Russian agriculture is a complex of interrelated industries, which mainly specialise in the production of raw materials for the food industry. Some branches of agriculture produce ready-to-use products that are not always required for further processing. For example, these are products from vegetables, horticulture and dairy farming.
Agricultural products are also in demand in a number of other sectors that are not directly or indirectly related to food production. For example, agricultural products are actively used in the pharmaceutical, textile and footwear industries. Some agricultural raw materials serve as the basis for biofuel production.
Russian agriculture is part of a larger inter-industry association, the agro-industrial complex (AIC), and is a key part of it. In addition, the agro-industrial complex is part of it:
Food and processing industry;
Industries that provide agricultural inputs and material resources (e.g. agricultural machinery, fertilisers and agrochemicals);
Infrastructure industries – a number of industries that serve the above-mentioned agricultural sectors (logistics services, financial services, training of qualified personnel, etc.). Д.).
A set of state regulation measures for the agricultural sector can also be considered as a separate link in the agricultural sector. In recent years, it has been the state regulation of the agricultural sector that has led to stable growth in production of most types of agricultural products, food products and processing industry in Russia.
Russian agriculture, which is part of a larger inter-industry association (AIC), in turn is also divided into a number of sectors:
Livestock industries: pig breeding, egg and meat poultry farming, dairy and meat cattle breeding (breeding of dairy and meat breeds of cattle), goat breeding, sheep breeding, rabbit breeding, horse breeding, reindeer herding, bee keeping.

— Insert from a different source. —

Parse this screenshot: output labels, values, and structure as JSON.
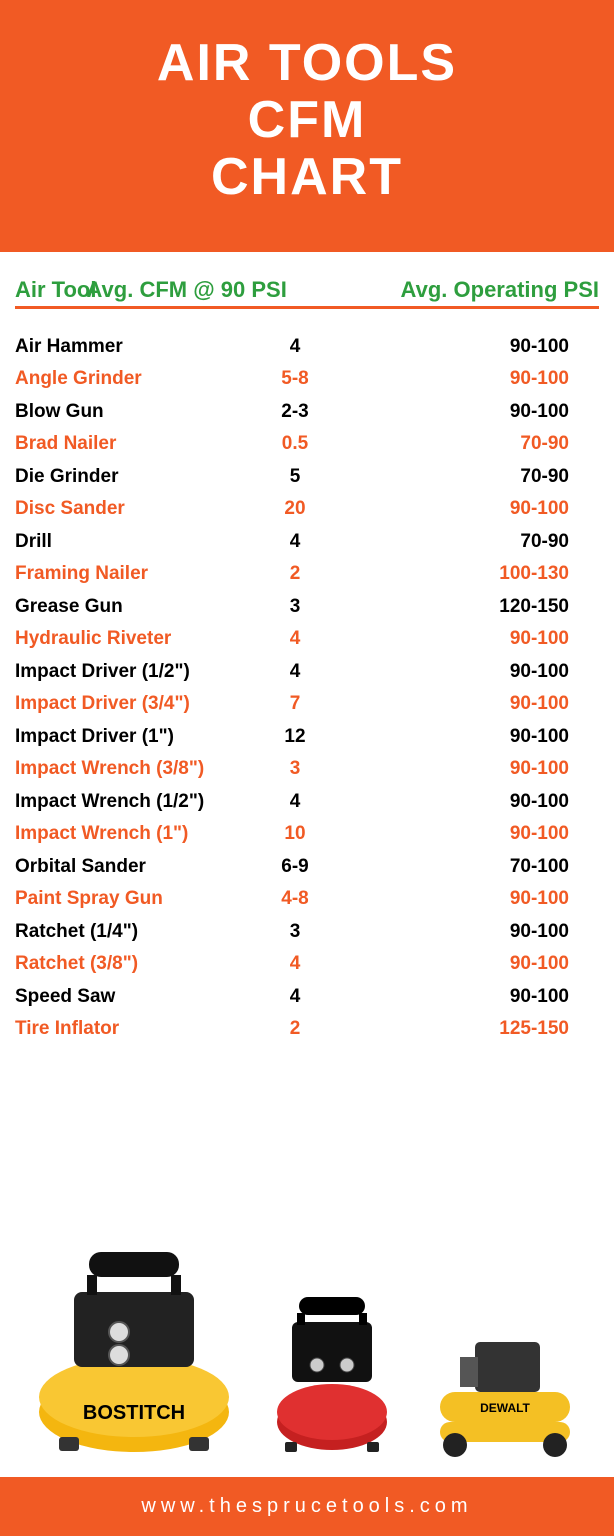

The key driver of Russian agricultural development in the long term is the transition from import substitution to export-oriented production. The saturation of the domestic market weakens prices and increases the competitiveness of goods on world markets. The transition to export-oriented production of goods is now also taking place for those goods which were previously the most problematic in terms of import dependency. Exports of meat and by-products from Russia reached 83.7 thousand tonnes in 2015, which is 6.3% more than in 2014. In 5 years, the volume has increased 4.5 times. These are mainly poultry meat and pork by-products, which are the most competitive types of meat produced in Russia on the world market.
As for grain, there is no food dependency problem. On the contrary, Russia is one of the key exporters. In 2015, grain exports of all types exceeded 30 million tonnes worth US$5.5 billion. Wheat, barley and corn are the largest exporters. Growing global demand, the development of logistics infrastructure and tariff increases in the Russian Federation are contributing to increased export volumes.